Dopo il blocco del 2019, il governo Draghi rimuove la moratoria sulle trivellazioni in Adriatico. Un passo molto atteso a Ravenna, dal cui porto passa più della metà del metano che si estrae in Italia. Ma non è comunque un atto che lascia soddisfatti: nella sostanza il provvedimento, per come è strutturato, non dovrebbe consentire un significativo aumento della produzione nazionale del gas, come invece da più parti auspicato per far fronte alla crisi energetica. Michele De Pascale, sindaco Pd, fresco di conferma per il secondo mandato, della vicenda ha sempre fatto una battaglia politica perché sulla questione energetica la città e il suo porto si giocano il futuro.
De Pascale ha seguito passo passo lo sblocco della moratoria decisa dal primo governo Conte. «Ma il Pitesai» spiega «è un provvedimento che è stato fatto per diminuire la produzione di gas, non per aumentarla. Cingolani ha fatto miracoli, ma l’impostazione di base rimane, ed è antistorica». Sviluppo economico e difesa dell’ambiente sono il crinale scivolosissimo sul quale si muove il sistema Ravenna che della diversificazione del portafoglio energetico vuol fare una bandiera: qui è in costruzione uno dei più importanti parchi eolici del Mediterraneo. Ma non basta: l’obiettivo è anche sfruttare il grande giacimento presente nell’Alto Adriatico, fra il Veneto e l’Abruzzo, che poi converge su Ravenna. dando lavoro a migliaia di persone.
Il settore è, in ogni caso, spesso al centro di aspri dibattiti, polemiche e contestazioni: in mattinata Legambiente, insieme a numerose altre sigle ambientaliste e comitati locali, ha manifestato davanti alla centrale di Casalborsetti, alle porte di Ravenna, per chiedere un deciso cambio di passo sulle fonti rinnovabili e per chiedere di smettere definitivamente di usare quelle fossili. A grandi linee, il fabbisogno di metano in Italia è di 70 miliardi di metri cubi l’anno, l’Italia attualmente ne produce quattro, nel 2021 ancora meno.

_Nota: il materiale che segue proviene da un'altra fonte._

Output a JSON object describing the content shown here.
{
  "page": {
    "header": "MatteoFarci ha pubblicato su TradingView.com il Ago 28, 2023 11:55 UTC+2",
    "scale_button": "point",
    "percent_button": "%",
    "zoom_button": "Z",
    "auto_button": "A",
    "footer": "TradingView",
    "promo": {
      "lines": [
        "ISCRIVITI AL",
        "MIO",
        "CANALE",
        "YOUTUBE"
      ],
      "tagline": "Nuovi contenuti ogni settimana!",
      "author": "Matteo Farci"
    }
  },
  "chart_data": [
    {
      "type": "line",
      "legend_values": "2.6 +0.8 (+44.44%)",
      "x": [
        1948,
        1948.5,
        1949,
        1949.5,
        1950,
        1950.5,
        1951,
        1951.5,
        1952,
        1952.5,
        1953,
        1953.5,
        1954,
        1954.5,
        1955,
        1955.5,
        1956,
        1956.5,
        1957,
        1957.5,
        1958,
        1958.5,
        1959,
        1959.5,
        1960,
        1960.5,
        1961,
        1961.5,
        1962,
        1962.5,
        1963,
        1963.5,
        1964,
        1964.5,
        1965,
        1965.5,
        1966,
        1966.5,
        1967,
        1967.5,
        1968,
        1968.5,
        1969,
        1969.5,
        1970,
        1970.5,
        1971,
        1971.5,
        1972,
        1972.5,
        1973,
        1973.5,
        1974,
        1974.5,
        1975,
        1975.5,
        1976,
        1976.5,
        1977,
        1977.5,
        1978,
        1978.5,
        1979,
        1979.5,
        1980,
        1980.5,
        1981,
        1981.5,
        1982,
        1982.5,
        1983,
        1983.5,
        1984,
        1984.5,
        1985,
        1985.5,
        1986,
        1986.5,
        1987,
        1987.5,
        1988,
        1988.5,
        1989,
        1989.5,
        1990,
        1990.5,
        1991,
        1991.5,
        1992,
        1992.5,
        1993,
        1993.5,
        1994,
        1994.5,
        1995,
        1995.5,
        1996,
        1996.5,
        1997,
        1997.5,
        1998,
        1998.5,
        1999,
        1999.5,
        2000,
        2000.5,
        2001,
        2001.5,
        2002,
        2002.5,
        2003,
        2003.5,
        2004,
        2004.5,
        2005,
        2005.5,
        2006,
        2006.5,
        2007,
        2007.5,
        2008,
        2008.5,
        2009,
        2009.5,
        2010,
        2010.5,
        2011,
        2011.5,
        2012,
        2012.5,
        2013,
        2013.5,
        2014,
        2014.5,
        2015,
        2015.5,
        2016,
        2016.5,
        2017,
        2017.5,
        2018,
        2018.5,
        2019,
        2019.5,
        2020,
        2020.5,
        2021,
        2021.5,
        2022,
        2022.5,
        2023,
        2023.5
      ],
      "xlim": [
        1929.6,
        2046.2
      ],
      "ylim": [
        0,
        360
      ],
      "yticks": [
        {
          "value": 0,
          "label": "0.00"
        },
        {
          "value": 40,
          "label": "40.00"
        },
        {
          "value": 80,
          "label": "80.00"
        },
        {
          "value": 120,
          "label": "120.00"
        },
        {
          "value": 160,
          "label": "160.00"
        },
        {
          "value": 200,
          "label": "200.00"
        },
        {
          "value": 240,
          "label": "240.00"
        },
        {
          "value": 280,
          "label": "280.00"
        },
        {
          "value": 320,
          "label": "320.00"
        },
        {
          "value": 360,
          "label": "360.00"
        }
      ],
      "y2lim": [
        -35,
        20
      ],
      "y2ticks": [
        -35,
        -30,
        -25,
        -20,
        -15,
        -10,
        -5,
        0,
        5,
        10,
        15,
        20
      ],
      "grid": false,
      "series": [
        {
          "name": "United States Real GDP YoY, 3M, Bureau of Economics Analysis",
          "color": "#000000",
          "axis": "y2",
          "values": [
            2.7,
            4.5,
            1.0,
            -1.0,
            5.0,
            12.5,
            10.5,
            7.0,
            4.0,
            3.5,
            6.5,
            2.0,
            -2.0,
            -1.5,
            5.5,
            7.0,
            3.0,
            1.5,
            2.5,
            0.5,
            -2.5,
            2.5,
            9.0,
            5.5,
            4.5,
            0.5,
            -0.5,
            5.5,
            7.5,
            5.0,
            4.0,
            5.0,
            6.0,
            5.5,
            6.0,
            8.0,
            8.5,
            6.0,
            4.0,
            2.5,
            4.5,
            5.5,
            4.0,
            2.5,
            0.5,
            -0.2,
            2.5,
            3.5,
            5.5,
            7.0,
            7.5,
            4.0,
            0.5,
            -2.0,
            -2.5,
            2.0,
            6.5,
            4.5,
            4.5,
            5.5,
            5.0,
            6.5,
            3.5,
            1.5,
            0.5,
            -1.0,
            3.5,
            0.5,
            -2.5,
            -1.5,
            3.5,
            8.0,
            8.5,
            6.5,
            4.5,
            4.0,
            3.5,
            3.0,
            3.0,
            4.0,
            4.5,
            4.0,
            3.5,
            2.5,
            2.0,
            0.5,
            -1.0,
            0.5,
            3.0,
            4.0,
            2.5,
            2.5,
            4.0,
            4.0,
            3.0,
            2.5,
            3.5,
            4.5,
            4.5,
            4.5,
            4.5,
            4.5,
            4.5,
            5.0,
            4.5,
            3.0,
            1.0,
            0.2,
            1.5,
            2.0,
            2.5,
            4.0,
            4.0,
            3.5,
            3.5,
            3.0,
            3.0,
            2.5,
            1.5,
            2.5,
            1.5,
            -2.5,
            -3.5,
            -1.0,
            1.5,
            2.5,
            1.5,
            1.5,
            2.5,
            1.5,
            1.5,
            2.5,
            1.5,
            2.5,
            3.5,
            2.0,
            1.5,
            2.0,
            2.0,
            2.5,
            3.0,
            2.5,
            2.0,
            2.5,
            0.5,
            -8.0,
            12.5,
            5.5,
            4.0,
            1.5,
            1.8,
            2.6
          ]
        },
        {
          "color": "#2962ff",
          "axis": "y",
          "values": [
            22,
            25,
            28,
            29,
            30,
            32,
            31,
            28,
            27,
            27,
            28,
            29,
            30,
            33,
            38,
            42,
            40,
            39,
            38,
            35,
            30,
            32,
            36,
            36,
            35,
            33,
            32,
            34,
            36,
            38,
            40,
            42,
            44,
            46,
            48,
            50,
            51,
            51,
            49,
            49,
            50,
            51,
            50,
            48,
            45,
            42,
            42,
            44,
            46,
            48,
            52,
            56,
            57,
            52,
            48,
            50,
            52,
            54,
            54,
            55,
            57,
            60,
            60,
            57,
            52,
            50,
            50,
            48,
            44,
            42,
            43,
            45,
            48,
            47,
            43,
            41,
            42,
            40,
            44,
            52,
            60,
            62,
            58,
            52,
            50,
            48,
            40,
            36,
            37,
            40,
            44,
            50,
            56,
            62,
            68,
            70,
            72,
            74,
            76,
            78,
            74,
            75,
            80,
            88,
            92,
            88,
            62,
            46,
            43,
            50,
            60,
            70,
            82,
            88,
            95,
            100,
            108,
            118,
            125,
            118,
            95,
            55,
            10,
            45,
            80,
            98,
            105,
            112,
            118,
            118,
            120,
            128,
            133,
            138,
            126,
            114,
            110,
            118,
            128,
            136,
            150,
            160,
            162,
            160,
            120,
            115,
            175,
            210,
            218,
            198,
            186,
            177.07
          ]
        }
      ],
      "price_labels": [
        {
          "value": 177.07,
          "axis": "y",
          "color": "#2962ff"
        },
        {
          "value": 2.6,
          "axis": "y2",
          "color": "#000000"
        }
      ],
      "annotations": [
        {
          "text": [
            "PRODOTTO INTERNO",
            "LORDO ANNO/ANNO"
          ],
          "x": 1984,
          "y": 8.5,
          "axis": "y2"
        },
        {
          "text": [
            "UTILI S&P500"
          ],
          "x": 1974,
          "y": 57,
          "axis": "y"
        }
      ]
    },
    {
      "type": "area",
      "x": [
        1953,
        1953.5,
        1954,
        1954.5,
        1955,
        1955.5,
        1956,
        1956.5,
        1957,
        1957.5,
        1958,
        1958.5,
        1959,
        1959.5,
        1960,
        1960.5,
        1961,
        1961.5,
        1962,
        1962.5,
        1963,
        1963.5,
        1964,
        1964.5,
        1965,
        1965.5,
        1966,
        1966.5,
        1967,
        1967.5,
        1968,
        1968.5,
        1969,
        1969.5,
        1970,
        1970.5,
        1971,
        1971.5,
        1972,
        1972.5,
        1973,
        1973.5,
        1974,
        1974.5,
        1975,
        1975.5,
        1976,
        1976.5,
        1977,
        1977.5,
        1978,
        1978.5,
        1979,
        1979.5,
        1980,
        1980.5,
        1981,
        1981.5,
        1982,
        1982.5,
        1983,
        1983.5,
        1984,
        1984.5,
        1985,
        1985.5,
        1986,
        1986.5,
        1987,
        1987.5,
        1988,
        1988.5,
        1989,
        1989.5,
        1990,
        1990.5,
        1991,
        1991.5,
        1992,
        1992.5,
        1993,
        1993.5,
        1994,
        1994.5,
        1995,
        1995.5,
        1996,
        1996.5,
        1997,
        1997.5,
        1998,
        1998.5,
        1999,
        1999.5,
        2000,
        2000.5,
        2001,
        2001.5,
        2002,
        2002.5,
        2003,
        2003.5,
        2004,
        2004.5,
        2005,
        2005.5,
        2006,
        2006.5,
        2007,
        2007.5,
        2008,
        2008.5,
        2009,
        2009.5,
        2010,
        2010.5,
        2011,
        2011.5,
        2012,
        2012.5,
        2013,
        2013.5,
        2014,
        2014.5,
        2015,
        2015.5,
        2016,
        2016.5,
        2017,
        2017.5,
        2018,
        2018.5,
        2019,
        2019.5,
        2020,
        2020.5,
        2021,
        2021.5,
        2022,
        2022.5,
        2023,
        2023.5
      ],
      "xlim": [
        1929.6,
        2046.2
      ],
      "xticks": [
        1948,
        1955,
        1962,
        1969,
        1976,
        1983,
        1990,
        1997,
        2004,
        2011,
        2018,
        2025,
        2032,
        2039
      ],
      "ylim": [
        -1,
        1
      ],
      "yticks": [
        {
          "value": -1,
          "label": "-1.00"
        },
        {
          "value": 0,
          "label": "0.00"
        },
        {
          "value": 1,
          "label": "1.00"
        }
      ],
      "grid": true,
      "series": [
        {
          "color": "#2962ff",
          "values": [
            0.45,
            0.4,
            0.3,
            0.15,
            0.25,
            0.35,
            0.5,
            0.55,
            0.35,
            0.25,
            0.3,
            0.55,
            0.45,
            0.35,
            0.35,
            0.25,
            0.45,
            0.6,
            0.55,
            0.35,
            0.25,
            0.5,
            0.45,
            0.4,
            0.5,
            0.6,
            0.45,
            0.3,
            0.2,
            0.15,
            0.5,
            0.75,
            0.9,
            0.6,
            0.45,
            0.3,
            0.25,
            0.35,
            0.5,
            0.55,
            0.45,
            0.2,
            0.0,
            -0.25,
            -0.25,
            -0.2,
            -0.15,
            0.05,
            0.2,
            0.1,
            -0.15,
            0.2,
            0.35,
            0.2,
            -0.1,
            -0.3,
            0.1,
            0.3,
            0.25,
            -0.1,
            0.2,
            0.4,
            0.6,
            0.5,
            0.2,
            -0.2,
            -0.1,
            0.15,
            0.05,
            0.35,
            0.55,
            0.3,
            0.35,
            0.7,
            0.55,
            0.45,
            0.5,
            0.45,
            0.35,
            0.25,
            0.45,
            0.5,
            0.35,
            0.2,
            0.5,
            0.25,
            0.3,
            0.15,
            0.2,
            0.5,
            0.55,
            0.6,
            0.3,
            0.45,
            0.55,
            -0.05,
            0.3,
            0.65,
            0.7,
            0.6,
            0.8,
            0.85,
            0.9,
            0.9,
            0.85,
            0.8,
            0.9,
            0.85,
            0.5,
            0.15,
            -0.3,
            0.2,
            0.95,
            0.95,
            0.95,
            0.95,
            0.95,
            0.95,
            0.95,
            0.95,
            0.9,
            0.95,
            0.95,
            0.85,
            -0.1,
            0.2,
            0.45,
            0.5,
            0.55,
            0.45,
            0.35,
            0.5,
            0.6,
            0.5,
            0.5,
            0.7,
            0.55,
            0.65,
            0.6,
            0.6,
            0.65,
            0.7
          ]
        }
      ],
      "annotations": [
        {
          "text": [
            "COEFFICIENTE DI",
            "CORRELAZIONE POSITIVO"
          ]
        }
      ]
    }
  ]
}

«Nei momenti di massima espansione» dice De Pascale «ne producevamo venti. Potremmo tranquillamente arrivare a otto con situazioni già identificate e nel pieno rispetto delle normative ambientali che impediscono di estrarre gas entro dodici miglia dalla costa. Può sembrare un aumento da poco, ma non lo è assolutamente: permetterebbe infatti di ridurre sensibilmente la quota di metano di cui l’Italia si approvvigiona al di fuori dei contratti a prezzo bloccato, ovvero quella che più incide sui rincari. E potrebbe cambiare molto anche il nostro rapporto con gli stati da cui dipendiamo, fra i quali spesso non si cita l’Egitto. Avessimo fatto un’altra scelta e fossimo andati avanti con le estrazioni oggi la situazione per il nostro paese sarebbe molto diversa».